In 10 of 11 patients, hemodynamic data after transitioning from parenteral to enteral therapy were available. After the transition, PVRI increased (P=0.07). On an average, mPAP (P=0.50) and transpulmonary pressure gradient (TPG; P=0.17), were noted to have increased, with no changes in cardiac index. Overall, 6, 5, and 7 patients had an increase in PVRI, mPAP, and TPG, respectively, whereas 6 had a decrease in cardiac index. BNP level was increased (P=0.44), FC remained I-II in most of the cohort, and in 3 patients who had 6MWD before and after the transition, the values remained unchanged. In 3 of 11 patients, transition failure was reported and reinitiation of parenteral therapy was required; 2 patients had been on inhaled treprostinil therapy before the transition to UPTRAVI and 1 on SC treprostinil therapy. Among the 3 patients who failed the transition, 2 had worsening PAH and 1 had acute RV failure in the setting of an intercurrent viral illness 1 month after the transition. After reinitiation of parenteral therapy, 2 patients reported improvements, whereas the third patient, after a transient improvement, died owing to progression of his complex arterial and venous disease. No AEs were reported during the transition. All patients and/or their families reported a quality-of-life preference for oral UPTRAVI therapy over their previous prostacyclin delivery.

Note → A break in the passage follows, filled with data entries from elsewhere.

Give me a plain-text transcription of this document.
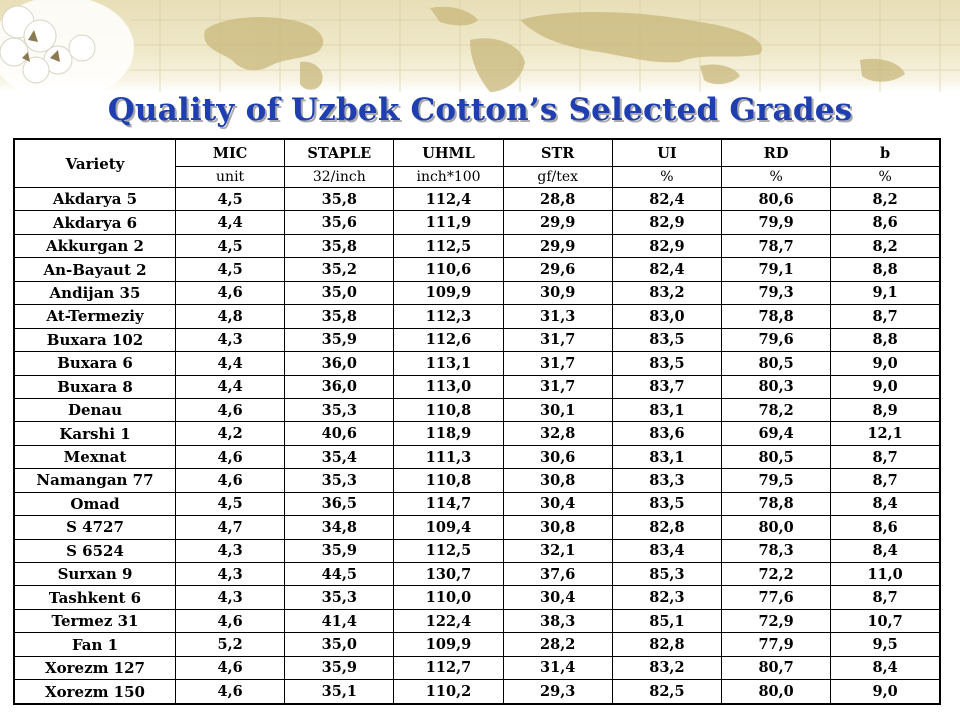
Quality of Uzbek Cotton’s Selected Grades
Variety	MIC	STAPLE	UHML	STR	UI	RD	b
	unit	32/inch	inch*100	gf/tex	%	%	%
Akdarya 5	4,5	35,8	112,4	28,8	82,4	80,6	8,2
Akdarya 6	4,4	35,6	111,9	29,9	82,9	79,9	8,6
Akkurgan 2	4,5	35,8	112,5	29,9	82,9	78,7	8,2
An-Bayaut 2	4,5	35,2	110,6	29,6	82,4	79,1	8,8
Andijan 35	4,6	35,0	109,9	30,9	83,2	79,3	9,1
At-Termeziy	4,8	35,8	112,3	31,3	83,0	78,8	8,7
Buxara 102	4,3	35,9	112,6	31,7	83,5	79,6	8,8
Buxara 6	4,4	36,0	113,1	31,7	83,5	80,5	9,0
Buxara 8	4,4	36,0	113,0	31,7	83,7	80,3	9,0
Denau	4,6	35,3	110,8	30,1	83,1	78,2	8,9
Karshi 1	4,2	40,6	118,9	32,8	83,6	69,4	12,1
Mexnat	4,6	35,4	111,3	30,6	83,1	80,5	8,7
Namangan 77	4,6	35,3	110,8	30,8	83,3	79,5	8,7
Omad	4,5	36,5	114,7	30,4	83,5	78,8	8,4
S 4727	4,7	34,8	109,4	30,8	82,8	80,0	8,6
S 6524	4,3	35,9	112,5	32,1	83,4	78,3	8,4
Surxan 9	4,3	44,5	130,7	37,6	85,3	72,2	11,0
Tashkent 6	4,3	35,3	110,0	30,4	82,3	77,6	8,7
Termez 31	4,6	41,4	122,4	38,3	85,1	72,9	10,7
Fan 1	5,2	35,0	109,9	28,2	82,8	77,9	9,5
Xorezm 127	4,6	35,9	112,7	31,4	83,2	80,7	8,4
Xorezm 150	4,6	35,1	110,2	29,3	82,5	80,0	9,0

The European Pediatric Pulmonary Vascular Disease Network (EPPVDN) investigated the safety and efficacy of add-on UPTRAVI in a prospective, observational study of 15 pediatric patients with PH.¹⁰ Eight patients had IPAH, 1 patient had heritable PAH, and 3 patients had PAH-CHD. Most patients underwent right heart catheterization at baseline and at a median of 8 months.

In 12 of 15 patients, UPTRAVI treatment was associated with the improvement of stabilization of mean right atrial pressure (mRAP), mPAP/mean systemic artery pressure, mean transpulmonary pressure gradient, diastolic transpulmonary pressure gradient, tricuspid annular plane systolic excursion, and FC at a median follow-up time of 8 months.¹⁰

Case Series

Merrill et al (2023)¹¹ presented data on 7 pediatric patients with PAH that transitioned directly between prostacyclins with no overlapping doses. Transitions took place at the cardiac intensive care unit (CICU), cardiology clinic, or at home. Patients who transitioned in the CICU were observed for 12-48 hours.

All patients remained on their respective transition doses for at least 1 week. After establishing an initial transition dose, UPTRAVI was uptitrated at home in most cases. An equation that reflected a transition dose between treprostinil and UPTRAVI was established in patients less than the adult size (treprostinil dose [ng/min]=UPTRAVI [mcg/dose]). Data regarding direct prostacyclin transition is summarized in Table: Summary of Direct Prostacyclin Transition in Pediatric Patients With PAH.

Other case series and case reports identified are presented in Table: Summary of Case Series and Table: Summary of Case Reports, respectively.

Literature Search

A literature search of MEDLINE^®, EMBASE^®, BIOSIS Previews^®, DERWENT^® (and/or other resources, including internal/external databases) was conducted on 04 March 2025.